Bodies of missing Lawyer Willie Kimani and his client, Taxi Driver, have been recovered from Oldonyo Sabuk River in Kilimambogo.
The bodies were recovered on Friday morning floating at the river.
Meanwhile,Inspector General of Police Joseph Boinnet has ordered for the arrest of the three AP officers suspected of killing the trio.
Last Thursday, Mr. Kimani, who has worked as a human rights defender since he graduated from law school five years ago, accompanied a client to trial in a case involving a police officer.
After a couple of witnesses testified, the case was adjourned a little before noon. Mr. Kimani and his client left the courthouse, on the outskirts of Nairobi, in a taxi.
Then they disappeared.
Mr. Kimani, an investigator with an American legal aid group, had been working on the case of a young motorcycle taxi driver who had been shot in the arm, apparently accidentally, by a police officer last year.
The driver, Josephat Mwenda, filed a complaint against the officer, who has not been publicly identified. The officer and his colleagues retaliated by pursuing false charges against Mr. Mwenda, including drug counts and accusations of petty crimes like riding a motorcycle without a helmet, according to human rights activists.
Around 4:30 p.m. Thursday, after the men had left the courtroom and no one had been able to reach them, Mr. Mwenda’s wife received a strange phone call, colleagues say.
A passer-by happened to see two men, maybe more, locked in a metal container on a police base yelling through a barred window for help.
The men threw out a note scribbled on toilet paper.
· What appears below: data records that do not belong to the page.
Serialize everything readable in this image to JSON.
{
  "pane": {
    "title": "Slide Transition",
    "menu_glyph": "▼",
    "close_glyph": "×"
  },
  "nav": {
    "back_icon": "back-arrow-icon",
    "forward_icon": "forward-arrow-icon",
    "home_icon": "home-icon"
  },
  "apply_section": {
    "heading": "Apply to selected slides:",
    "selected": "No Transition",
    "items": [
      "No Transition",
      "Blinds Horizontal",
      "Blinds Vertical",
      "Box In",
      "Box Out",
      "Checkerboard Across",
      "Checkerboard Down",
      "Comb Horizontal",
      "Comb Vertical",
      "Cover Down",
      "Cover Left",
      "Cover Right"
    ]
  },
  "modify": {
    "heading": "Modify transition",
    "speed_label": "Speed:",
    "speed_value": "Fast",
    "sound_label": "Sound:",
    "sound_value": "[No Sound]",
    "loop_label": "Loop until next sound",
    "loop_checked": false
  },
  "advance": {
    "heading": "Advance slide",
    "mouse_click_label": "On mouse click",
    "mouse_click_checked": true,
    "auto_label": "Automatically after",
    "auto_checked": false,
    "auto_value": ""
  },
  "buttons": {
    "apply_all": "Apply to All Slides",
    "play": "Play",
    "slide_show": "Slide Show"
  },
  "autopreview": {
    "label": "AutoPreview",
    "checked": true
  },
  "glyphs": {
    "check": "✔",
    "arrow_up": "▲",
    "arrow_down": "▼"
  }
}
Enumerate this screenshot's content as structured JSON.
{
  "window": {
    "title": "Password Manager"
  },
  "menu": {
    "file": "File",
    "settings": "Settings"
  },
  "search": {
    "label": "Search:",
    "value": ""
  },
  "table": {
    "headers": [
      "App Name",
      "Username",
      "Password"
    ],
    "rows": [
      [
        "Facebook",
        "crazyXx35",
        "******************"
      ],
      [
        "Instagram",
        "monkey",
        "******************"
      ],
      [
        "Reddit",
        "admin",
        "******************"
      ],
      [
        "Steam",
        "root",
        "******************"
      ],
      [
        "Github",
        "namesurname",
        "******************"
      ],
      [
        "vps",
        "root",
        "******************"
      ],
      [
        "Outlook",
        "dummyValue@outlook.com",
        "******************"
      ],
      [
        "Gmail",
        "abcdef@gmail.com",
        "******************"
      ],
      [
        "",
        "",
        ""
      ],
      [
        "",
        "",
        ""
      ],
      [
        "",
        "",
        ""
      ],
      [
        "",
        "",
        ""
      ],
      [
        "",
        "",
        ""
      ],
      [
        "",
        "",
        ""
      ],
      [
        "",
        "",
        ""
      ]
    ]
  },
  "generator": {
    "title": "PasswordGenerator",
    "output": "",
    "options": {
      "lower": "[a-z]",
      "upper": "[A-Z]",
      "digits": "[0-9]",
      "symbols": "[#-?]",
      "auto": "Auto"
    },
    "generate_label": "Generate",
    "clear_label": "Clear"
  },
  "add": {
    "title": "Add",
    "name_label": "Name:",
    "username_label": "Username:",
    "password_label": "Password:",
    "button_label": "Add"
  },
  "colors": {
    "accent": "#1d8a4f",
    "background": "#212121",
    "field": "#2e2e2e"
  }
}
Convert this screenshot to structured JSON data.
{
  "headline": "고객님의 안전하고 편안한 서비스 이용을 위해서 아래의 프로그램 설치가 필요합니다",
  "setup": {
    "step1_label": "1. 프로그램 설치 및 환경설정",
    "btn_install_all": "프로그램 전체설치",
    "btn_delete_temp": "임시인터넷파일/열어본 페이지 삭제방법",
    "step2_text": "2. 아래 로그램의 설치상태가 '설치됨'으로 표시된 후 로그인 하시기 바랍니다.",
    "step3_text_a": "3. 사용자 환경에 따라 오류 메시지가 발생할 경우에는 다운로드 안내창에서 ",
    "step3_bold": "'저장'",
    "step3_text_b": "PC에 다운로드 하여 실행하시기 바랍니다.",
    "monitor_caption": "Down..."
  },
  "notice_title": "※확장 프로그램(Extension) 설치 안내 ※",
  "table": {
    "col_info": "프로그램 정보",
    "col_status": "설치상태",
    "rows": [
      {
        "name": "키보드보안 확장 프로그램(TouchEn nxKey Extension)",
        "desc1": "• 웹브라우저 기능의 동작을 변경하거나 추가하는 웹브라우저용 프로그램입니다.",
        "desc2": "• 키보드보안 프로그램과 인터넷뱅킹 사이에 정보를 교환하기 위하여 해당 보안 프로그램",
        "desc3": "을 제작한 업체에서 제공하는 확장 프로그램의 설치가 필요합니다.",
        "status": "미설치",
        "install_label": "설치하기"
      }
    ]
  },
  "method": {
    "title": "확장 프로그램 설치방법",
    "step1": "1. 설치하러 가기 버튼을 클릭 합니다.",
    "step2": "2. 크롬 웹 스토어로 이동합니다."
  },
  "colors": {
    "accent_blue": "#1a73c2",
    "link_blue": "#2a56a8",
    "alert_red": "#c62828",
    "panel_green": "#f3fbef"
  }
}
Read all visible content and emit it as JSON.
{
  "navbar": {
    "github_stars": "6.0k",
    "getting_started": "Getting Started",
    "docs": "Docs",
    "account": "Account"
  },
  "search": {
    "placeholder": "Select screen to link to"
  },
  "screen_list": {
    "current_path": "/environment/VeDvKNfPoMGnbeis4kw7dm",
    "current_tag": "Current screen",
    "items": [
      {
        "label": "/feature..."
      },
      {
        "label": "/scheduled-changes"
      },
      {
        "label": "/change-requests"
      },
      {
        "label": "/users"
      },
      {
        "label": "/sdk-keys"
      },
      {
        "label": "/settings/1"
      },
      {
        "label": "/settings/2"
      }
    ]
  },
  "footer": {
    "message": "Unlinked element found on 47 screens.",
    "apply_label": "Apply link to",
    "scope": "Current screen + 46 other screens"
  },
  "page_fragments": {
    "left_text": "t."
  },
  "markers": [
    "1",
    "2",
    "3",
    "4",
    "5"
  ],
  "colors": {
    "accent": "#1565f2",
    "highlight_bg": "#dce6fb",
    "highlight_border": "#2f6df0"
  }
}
The note was from Mr. Mwenda. It said: Call my wife. I’m in danger.
That is the last anyone has seen or heard from Mr. Kimani, Mr. Mwenda or the taxi driver, human rights advocates say. Their phones abruptly went dead on Thursday night. Police officers at the base where the toilet paper note was reportedly thrown out the window denied ever seeing the three.
Early the next morning, the taxi was found more than 30 miles away, parked on a road in a deserted, misty tea plantation, with the doors locked.